A new study found that forest fires doubled due to human activity. The last thirty years were characterized by an increased number of forest fires, as the scientists point out. Although wildfires do break out without notice and help from humans, man’s activities led to the accelerated phenomenon of global warming.
The report from scientists is mostly concerned with the situation in the West of the United States. The Cascade Mountains and parts of the Rocky Mountains are among the spots where most of the wildfires broke out. The damages of fires include burning the vegetation, causing loss of habitat for wild animals, to which the possibility of extending to inhabited areas is added.
Scientists also warn that this is only the beginning. They warn that such phenomena will become quite frequent, as climate change is advancing. Droughts and forest fires are among the natural disasters that people have to brace themselves.
The summer season is the most likely period for wildfires to occur. Warm temperatures, the dry vegetation and lack of humidity are ideal factors which boost the process of burning and increase the chances of a forest fire.

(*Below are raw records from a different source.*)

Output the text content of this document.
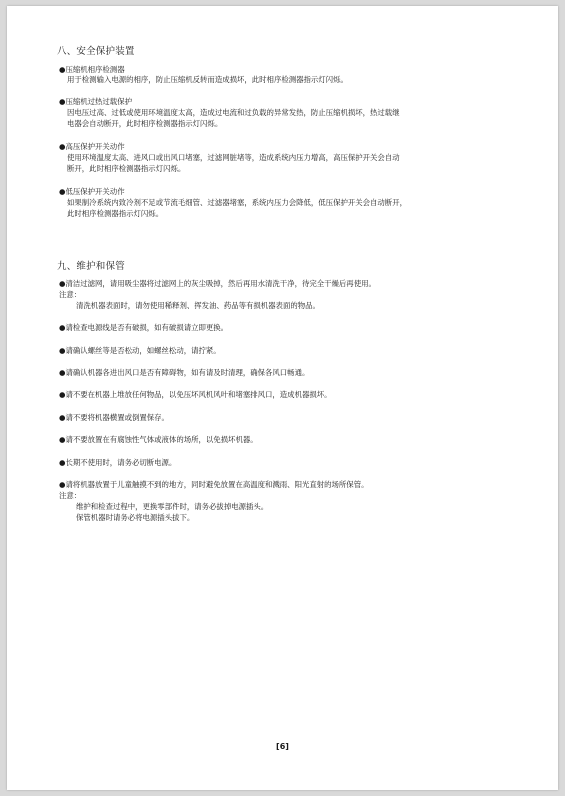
八、安全保护装置
●压缩机相序检测器
用于检测输入电源的相序，防止压缩机反转而造成损坏，此时相序检测器指示灯闪烁。
●压缩机过热过载保护
因电压过高、过低或使用环境温度太高，造成过电流和过负载的异常发热，防止压缩机损坏，热过载继
电器会自动断开，此时相序检测器指示灯闪烁。
●高压保护开关动作
使用环境温度太高、进风口或出风口堵塞，过滤网脏堵等，造成系统内压力增高，高压保护开关会自动
断开，此时相序检测器指示灯闪烁。
●低压保护开关动作
如果制冷系统内致冷剂不足或节流毛细管、过滤器堵塞，系统内压力会降低，低压保护开关会自动断开，
此时相序检测器指示灯闪烁。
九、维护和保管
●清洁过滤网，请用吸尘器将过滤网上的灰尘吸掉，然后再用水清洗干净，待完全干燥后再使用。
注意：
清洗机器表面时，请勿使用稀释剂、挥发油、药品等有损机器表面的物品。
●请检查电源线是否有破损，如有破损请立即更换。
●请确认螺丝等是否松动，如螺丝松动，请拧紧。
●请确认机器各进出风口是否有障碍物，如有请及时清理，确保各风口畅通。
●请不要在机器上堆放任何物品，以免压坏风机风叶和堵塞排风口，造成机器损坏。
●请不要将机器横置或倒置保存。
●请不要放置在有腐蚀性气体或液体的场所，以免损坏机器。
●长期不使用时，请务必切断电源。
●请将机器放置于儿童触摸不到的地方，同时避免放置在高温度和溅雨、阳光直射的场所保管。
注意：
维护和检查过程中，更换零部件时，请务必拔掉电源插头。
保管机器时请务必将电源插头拔下。
[6]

Calculations from researchers show that in less than forty years, the forests’ aridity increased by approximately fifty-five percent. Specialists used data gathered between 1979 and 2015. They also used climate models and aridity measurements for their new study.
Apart from human activities which induce global warming, there were also natural factors which contributed to the situations in the West of the United States. Rains and storms didn’t reach these parts because of the way weather develops in the Pacific Ocean.
Pest and climate conditions make trees weak and prone to catching fire. Tree populations are decimated by forest fires, a phenomenon which can only bring bad outcomes. Specialists suggest that action must be taken immediately.
Experts warn that urgent solutions are needed so that human-caused wildfires should be as rare as possible. If proper methods are not applied soon, the fires will become even more frequent and more damaging. Judging by the at which rate they are occurring, they might as well run out of natural fuel to burn, as the researchers explain.
So far, forests have lost approximately sixteen thousand square miles due to wildfires caused by human activities.
The report showing the situation of wildfires was published in Proceedings of the National Academy of Sciences.